Lesson n°3

User model

Now that we have a basic Rails application in place, the first step to being able to authenticate users is to create a User model. We can do this with the following command:

bin/rails generate model User email:string password_digest:string

Now, you might be wondering why we name the password field password_digest instead of simply password. This is because we must never store passwords in plain text in the database for two important security reasons:

  • If the database is compromised, the attacker will have access to all the emails and passwords of all users. As users probably also use the same email/password combination on other websites (even if they shouldn't), this could lead to a lot of trouble.
  • Even if we are not under attack, the developers working on the project who have access to the database will see those passwords, resulting in the same problem.

To avoid this, we must hash passwords before storing them in the database.

If you are not familiar with what hashing is, let me explain, as it's a very important concept that is often confused with encrypting and signing. It is very important to understand the difference when working on authentication features.

This chapter is the hardest and the most theoretical of the course, so bear with me. After this one, it will be easier and we'll write more code!

Hashing

Hashing is the process of converting a given string into a fixed-size string of gibberish. Hashing is deterministic, which means that hashing the same string twice will result in the same hash. It's also a one-way operation, meaning that it's impossible to reverse the process and get the original input from the output.

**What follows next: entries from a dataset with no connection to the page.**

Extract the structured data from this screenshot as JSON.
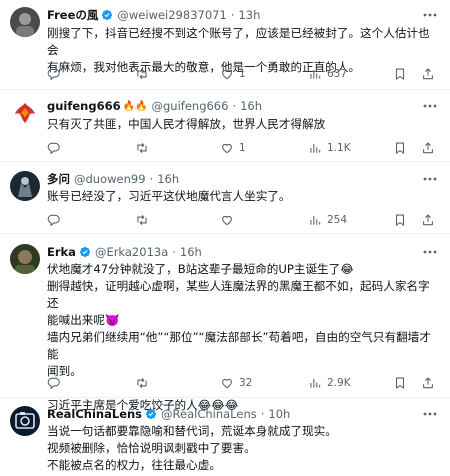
{
  "tweets": [
    {
      "name": "Freeの風",
      "handle": "@weiwei29837071",
      "dot": "·",
      "time": "13h",
      "verified": true,
      "lines": [
        "刚搜了下，抖音已经搜不到这个账号了，应该是已经被封了。这个人估计也会",
        "有麻烦，我对他表示最大的敬意，他是一个勇敢的正直的人。"
      ],
      "reply_count": "",
      "retweet_count": "",
      "like_count": "1",
      "view_count": "637"
    },
    {
      "name": "guifeng666",
      "name_emojis": "🔥🔥",
      "handle": "@guifeng666",
      "dot": "·",
      "time": "16h",
      "verified": false,
      "lines": [
        "只有灭了共匪，中国人民才得解放，世界人民才得解放"
      ],
      "reply_count": "",
      "retweet_count": "",
      "like_count": "1",
      "view_count": "1.1K"
    },
    {
      "name": "多问",
      "handle": "@duowen99",
      "dot": "·",
      "time": "16h",
      "verified": false,
      "lines": [
        "账号已经没了，习近平这伏地魔代言人坐实了。"
      ],
      "reply_count": "",
      "retweet_count": "",
      "like_count": "",
      "view_count": "254"
    },
    {
      "name": "Erka",
      "handle": "@Erka2013a",
      "dot": "·",
      "time": "16h",
      "verified": true,
      "lines": [
        "伏地魔才47分钟就没了，B站这辈子最短命的UP主诞生了😂",
        "删得越快，证明越心虚啊，某些人连魔法界的黑魔王都不如，起码人家名字还",
        "能喊出来呢👿",
        "墙内兄弟们继续用“他”“那位”“魔法部部长”苟着吧，自由的空气只有翻墙才能",
        "闻到。",
        "",
        "习近平主席是个爱吃饺子的人😂😂😂"
      ],
      "reply_count": "",
      "retweet_count": "",
      "like_count": "32",
      "view_count": "2.9K"
    },
    {
      "name": "RealChinaLens",
      "handle": "@RealChinaLens",
      "dot": "·",
      "time": "10h",
      "verified": true,
      "lines": [
        "当说一句话都要靠隐喻和替代词，荒诞本身就成了现实。",
        "视频被删除，恰恰说明讽刺戳中了要害。",
        "不能被点名的权力，往往最心虚。"
      ]
    }
  ],
  "colors": {
    "text": "#0f1419",
    "secondary": "#536471",
    "verified": "#1d9bf0",
    "divider": "#eff3f4"
  },
  "icons": [
    "more-icon",
    "reply-icon",
    "retweet-icon",
    "like-icon",
    "views-icon",
    "bookmark-icon",
    "share-icon",
    "verified-icon"
  ]
}
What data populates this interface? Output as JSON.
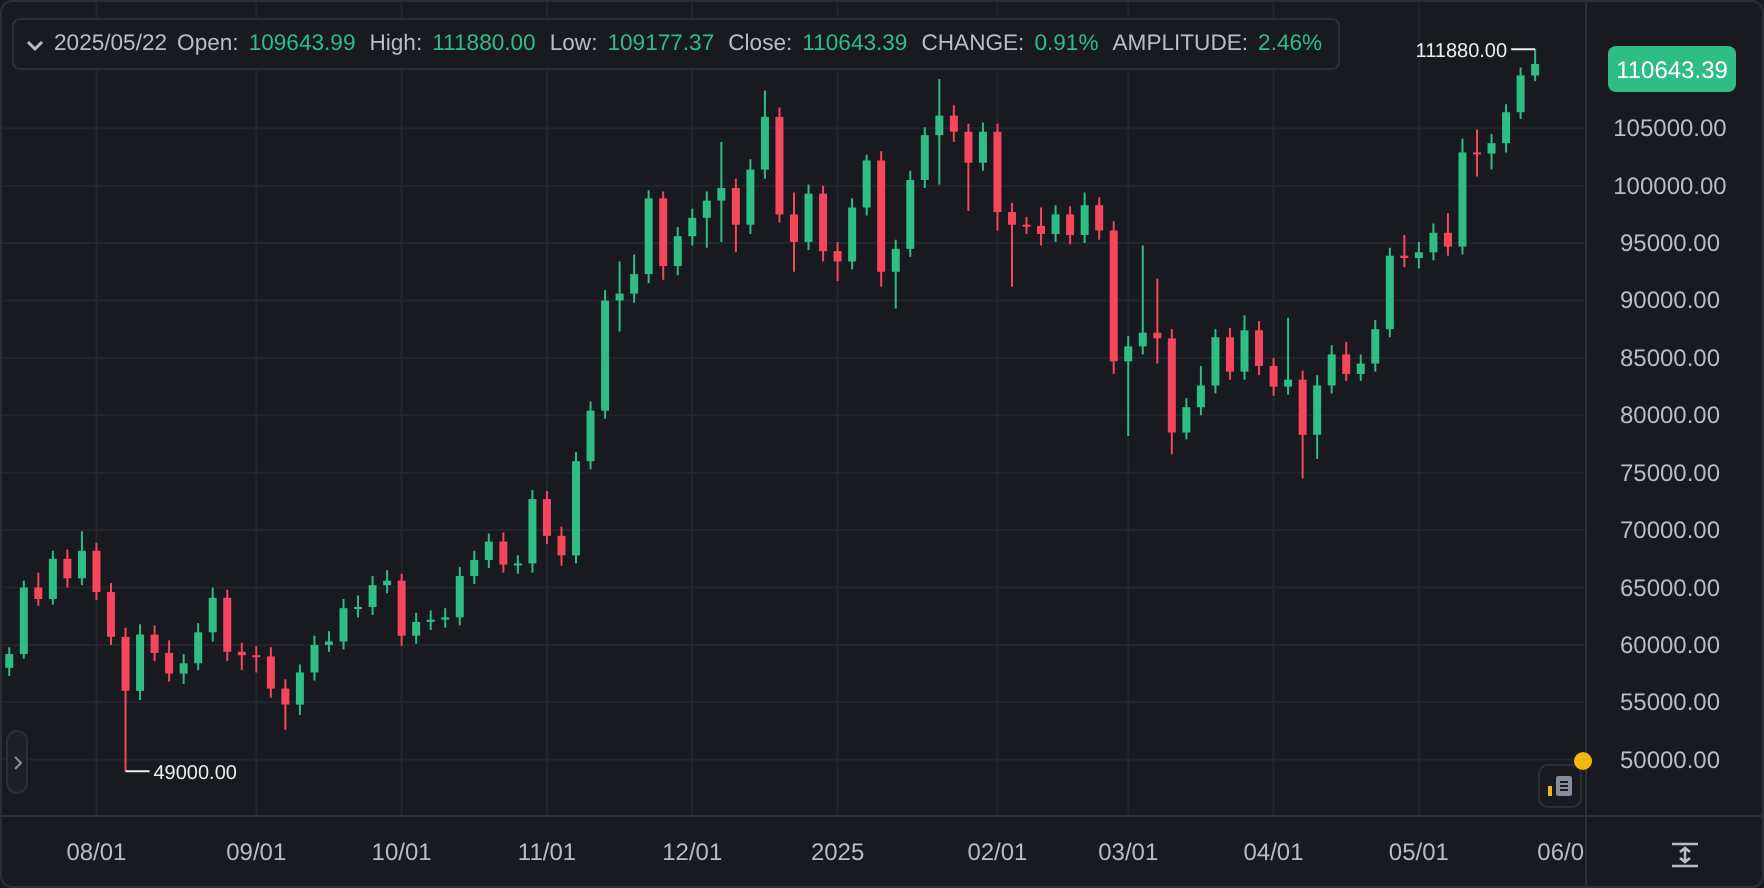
{
  "legend": {
    "expanded": true,
    "date": "2025/05/22",
    "fields": [
      {
        "label": "Open:",
        "value": "109643.99"
      },
      {
        "label": "High:",
        "value": "111880.00"
      },
      {
        "label": "Low:",
        "value": "109177.37"
      },
      {
        "label": "Close:",
        "value": "110643.39"
      },
      {
        "label": "CHANGE:",
        "value": "0.91%"
      },
      {
        "label": "AMPLITUDE:",
        "value": "2.46%"
      }
    ]
  },
  "last_price": "110643.39",
  "edge_time_label": "06/0",
  "chart_data": {
    "type": "candlestick",
    "grid": true,
    "categories": [
      null,
      null,
      null,
      null,
      null,
      null,
      "08/01",
      null,
      null,
      null,
      null,
      null,
      null,
      null,
      null,
      null,
      null,
      "09/01",
      null,
      null,
      null,
      null,
      null,
      null,
      null,
      null,
      null,
      "10/01",
      null,
      null,
      null,
      null,
      null,
      null,
      null,
      null,
      null,
      "11/01",
      null,
      null,
      null,
      null,
      null,
      null,
      null,
      null,
      null,
      "12/01",
      null,
      null,
      null,
      null,
      null,
      null,
      null,
      null,
      null,
      "2025",
      null,
      null,
      null,
      null,
      null,
      null,
      null,
      null,
      null,
      null,
      "02/01",
      null,
      null,
      null,
      null,
      null,
      null,
      null,
      null,
      "03/01",
      null,
      null,
      null,
      null,
      null,
      null,
      null,
      null,
      null,
      "04/01",
      null,
      null,
      null,
      null,
      null,
      null,
      null,
      null,
      null,
      "05/01",
      null,
      null,
      null,
      null,
      null,
      null,
      null,
      null,
      null,
      null,
      null
    ],
    "ohlc": [
      [
        58000,
        59800,
        57300,
        59200
      ],
      [
        59200,
        65600,
        58800,
        65000
      ],
      [
        65000,
        66300,
        63400,
        64000
      ],
      [
        64000,
        68200,
        63500,
        67500
      ],
      [
        67500,
        68300,
        65000,
        65800
      ],
      [
        65800,
        69900,
        65200,
        68200
      ],
      [
        68200,
        68900,
        63900,
        64600
      ],
      [
        64600,
        65400,
        60000,
        60700
      ],
      [
        60700,
        61500,
        49000,
        56000
      ],
      [
        56000,
        61800,
        55200,
        60900
      ],
      [
        60900,
        61700,
        58600,
        59300
      ],
      [
        59300,
        60400,
        56800,
        57500
      ],
      [
        57500,
        59200,
        56600,
        58400
      ],
      [
        58400,
        61900,
        57800,
        61100
      ],
      [
        61100,
        65000,
        60300,
        64100
      ],
      [
        64100,
        64800,
        58600,
        59400
      ],
      [
        59400,
        60200,
        57800,
        59100
      ],
      [
        59100,
        59900,
        57600,
        59000
      ],
      [
        59000,
        59800,
        55400,
        56200
      ],
      [
        56200,
        57000,
        52600,
        54800
      ],
      [
        54800,
        58300,
        53900,
        57600
      ],
      [
        57600,
        60800,
        56900,
        60000
      ],
      [
        60000,
        61200,
        59400,
        60300
      ],
      [
        60300,
        64000,
        59600,
        63200
      ],
      [
        63200,
        64300,
        62400,
        63300
      ],
      [
        63300,
        66000,
        62600,
        65200
      ],
      [
        65200,
        66500,
        64500,
        65600
      ],
      [
        65600,
        66200,
        59900,
        60800
      ],
      [
        60800,
        62800,
        60100,
        62000
      ],
      [
        62000,
        63000,
        61300,
        62200
      ],
      [
        62200,
        63200,
        61500,
        62400
      ],
      [
        62400,
        66800,
        61700,
        66000
      ],
      [
        66000,
        68200,
        65300,
        67400
      ],
      [
        67400,
        69700,
        66700,
        69000
      ],
      [
        69000,
        69800,
        66300,
        67000
      ],
      [
        67000,
        67800,
        66200,
        67100
      ],
      [
        67100,
        73500,
        66300,
        72700
      ],
      [
        72700,
        73400,
        68800,
        69500
      ],
      [
        69500,
        70300,
        66900,
        67800
      ],
      [
        67800,
        76800,
        67100,
        76000
      ],
      [
        76000,
        81200,
        75300,
        80400
      ],
      [
        80400,
        90900,
        79700,
        90000
      ],
      [
        90000,
        93400,
        87300,
        90600
      ],
      [
        90600,
        94000,
        89800,
        92300
      ],
      [
        92300,
        99600,
        91500,
        98900
      ],
      [
        98900,
        99500,
        91800,
        93000
      ],
      [
        93000,
        96400,
        92200,
        95600
      ],
      [
        95600,
        98000,
        94800,
        97200
      ],
      [
        97200,
        99500,
        94600,
        98700
      ],
      [
        98700,
        103800,
        95100,
        99800
      ],
      [
        99800,
        100600,
        94200,
        96600
      ],
      [
        96600,
        102300,
        95800,
        101400
      ],
      [
        101400,
        108300,
        100600,
        106000
      ],
      [
        106000,
        106800,
        96800,
        97500
      ],
      [
        97500,
        99400,
        92500,
        95100
      ],
      [
        95100,
        100100,
        94400,
        99300
      ],
      [
        99300,
        100000,
        93400,
        94300
      ],
      [
        94300,
        95100,
        91700,
        93400
      ],
      [
        93400,
        98900,
        92700,
        98100
      ],
      [
        98100,
        102700,
        97400,
        102200
      ],
      [
        102200,
        103000,
        91200,
        92500
      ],
      [
        92500,
        95300,
        89300,
        94500
      ],
      [
        94500,
        101300,
        93800,
        100500
      ],
      [
        100500,
        105100,
        99800,
        104400
      ],
      [
        104400,
        109300,
        100100,
        106100
      ],
      [
        106100,
        107000,
        103800,
        104700
      ],
      [
        104700,
        105400,
        97800,
        102000
      ],
      [
        102000,
        105500,
        101300,
        104700
      ],
      [
        104700,
        105400,
        96100,
        97700
      ],
      [
        97700,
        98500,
        91200,
        96600
      ],
      [
        96600,
        97300,
        95800,
        96500
      ],
      [
        96500,
        98100,
        94800,
        95800
      ],
      [
        95800,
        98300,
        95100,
        97500
      ],
      [
        97500,
        98200,
        94900,
        95700
      ],
      [
        95700,
        99400,
        95000,
        98300
      ],
      [
        98300,
        99000,
        95300,
        96100
      ],
      [
        96100,
        96900,
        83600,
        84700
      ],
      [
        84700,
        86900,
        78200,
        86000
      ],
      [
        86000,
        94800,
        85300,
        87200
      ],
      [
        87200,
        91900,
        84500,
        86700
      ],
      [
        86700,
        87500,
        76600,
        78500
      ],
      [
        78500,
        81500,
        77900,
        80700
      ],
      [
        80700,
        84300,
        80000,
        82600
      ],
      [
        82600,
        87500,
        81900,
        86800
      ],
      [
        86800,
        87600,
        83100,
        83800
      ],
      [
        83800,
        88700,
        83100,
        87400
      ],
      [
        87400,
        88200,
        83500,
        84300
      ],
      [
        84300,
        85000,
        81700,
        82500
      ],
      [
        82500,
        88500,
        81800,
        83100
      ],
      [
        83100,
        83900,
        74500,
        78300
      ],
      [
        78300,
        83500,
        76200,
        82600
      ],
      [
        82600,
        86100,
        81900,
        85300
      ],
      [
        85300,
        86400,
        83000,
        83600
      ],
      [
        83600,
        85300,
        83000,
        84500
      ],
      [
        84500,
        88300,
        83800,
        87500
      ],
      [
        87500,
        94600,
        86800,
        93900
      ],
      [
        93900,
        95700,
        92900,
        93700
      ],
      [
        93700,
        95100,
        92800,
        94200
      ],
      [
        94200,
        96700,
        93500,
        95900
      ],
      [
        95900,
        97600,
        93900,
        94700
      ],
      [
        94700,
        104100,
        94000,
        102900
      ],
      [
        102900,
        104900,
        100800,
        102800
      ],
      [
        102800,
        104500,
        101400,
        103700
      ],
      [
        103700,
        107100,
        102900,
        106400
      ],
      [
        106400,
        110300,
        105800,
        109600
      ],
      [
        109600,
        111880,
        109100,
        110600
      ],
      null,
      null,
      null
    ],
    "ylim": [
      39000,
      116000
    ],
    "yticks": [
      {
        "value": 50000,
        "label": "50000.00"
      },
      {
        "value": 55000,
        "label": "55000.00"
      },
      {
        "value": 60000,
        "label": "60000.00"
      },
      {
        "value": 65000,
        "label": "65000.00"
      },
      {
        "value": 70000,
        "label": "70000.00"
      },
      {
        "value": 75000,
        "label": "75000.00"
      },
      {
        "value": 80000,
        "label": "80000.00"
      },
      {
        "value": 85000,
        "label": "85000.00"
      },
      {
        "value": 90000,
        "label": "90000.00"
      },
      {
        "value": 95000,
        "label": "95000.00"
      },
      {
        "value": 100000,
        "label": "100000.00"
      },
      {
        "value": 105000,
        "label": "105000.00"
      }
    ],
    "annotations": [
      "49000.00",
      "111880.00"
    ]
  },
  "alert_badge": true
}
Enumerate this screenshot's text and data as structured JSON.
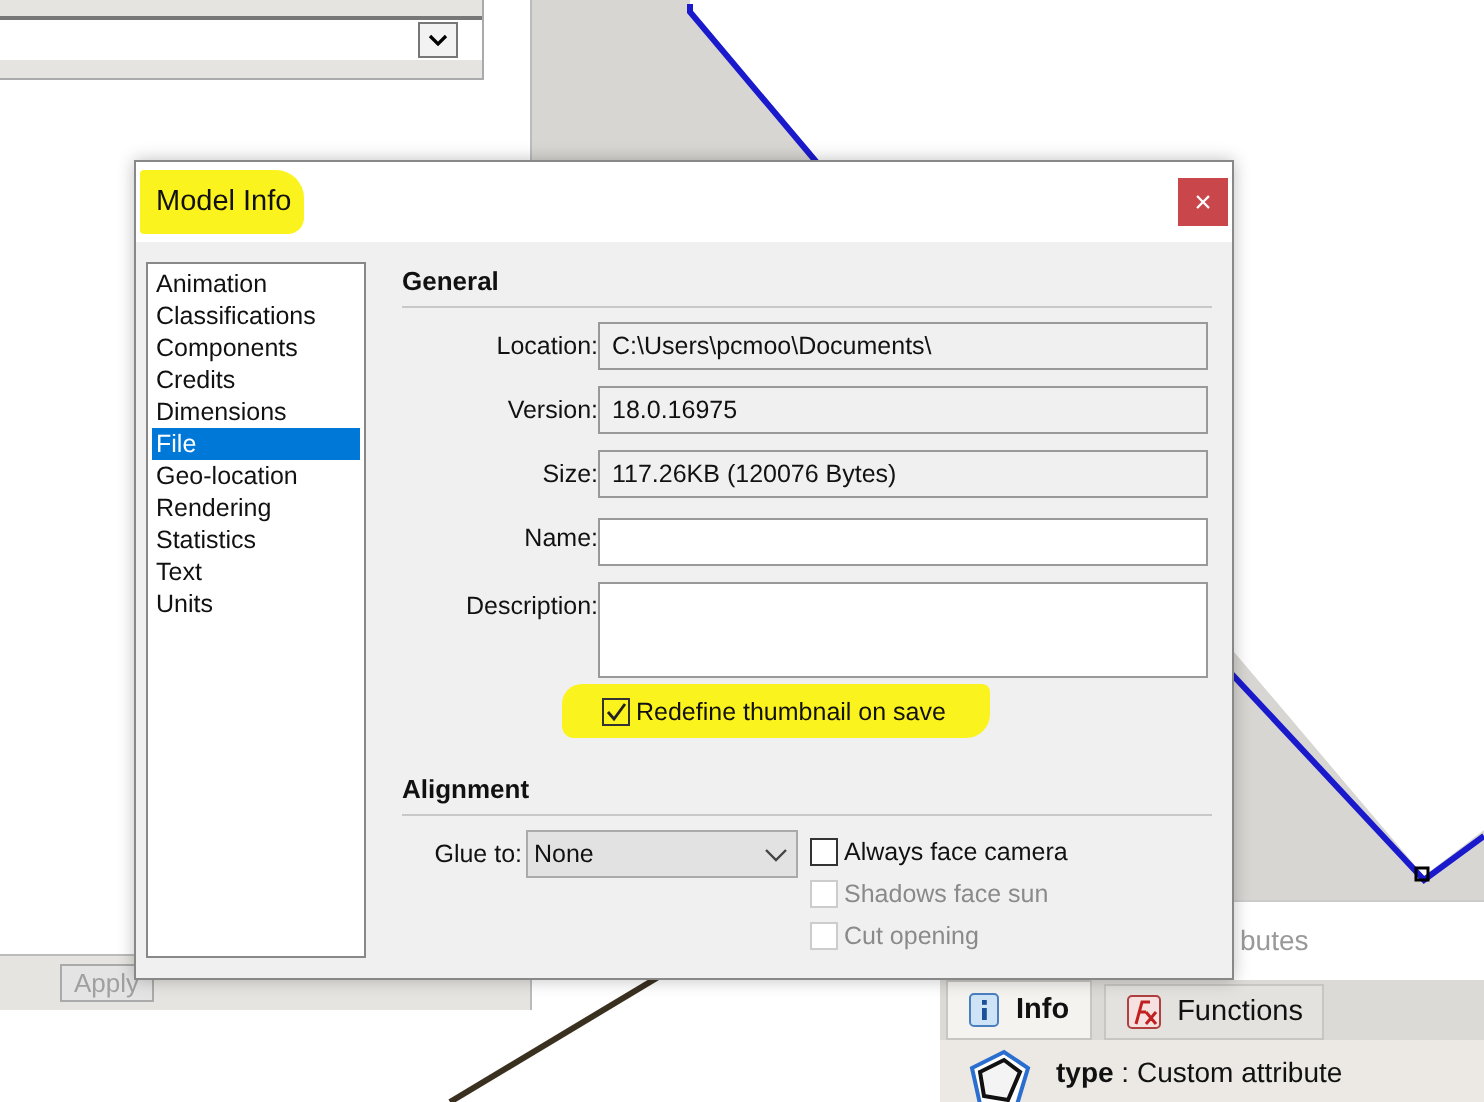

This is why we hash passwords. We don't want anyone (even the developers working on the application) to be able to retrieve the original value of the password from its hash!

Let's do a quick example with the SHA256 hashing algorithm in the rails console:

# Example of the SHA256 hashing algorithm

require "securerandom"

# Hashing the same string twice will give the same result
Digest::SHA256.hexdigest("hello") => "2cf24dba5fb0a30e26e83b2ac5b9e29e1b161e5c1fa7425e73043362938b9824"
Digest::SHA256.hexdigest("hello") => "2cf24dba5fb0a30e26e83b2ac5b9e29e1b161e5c1fa7425e73043362938b9824"

# Hashing another string will give a different result
Digest::SHA256.hexdigest("hey") => "fa690b82061edfd2852629aeba8a8977b57e40fcb77d1a7a28b26cba62591204"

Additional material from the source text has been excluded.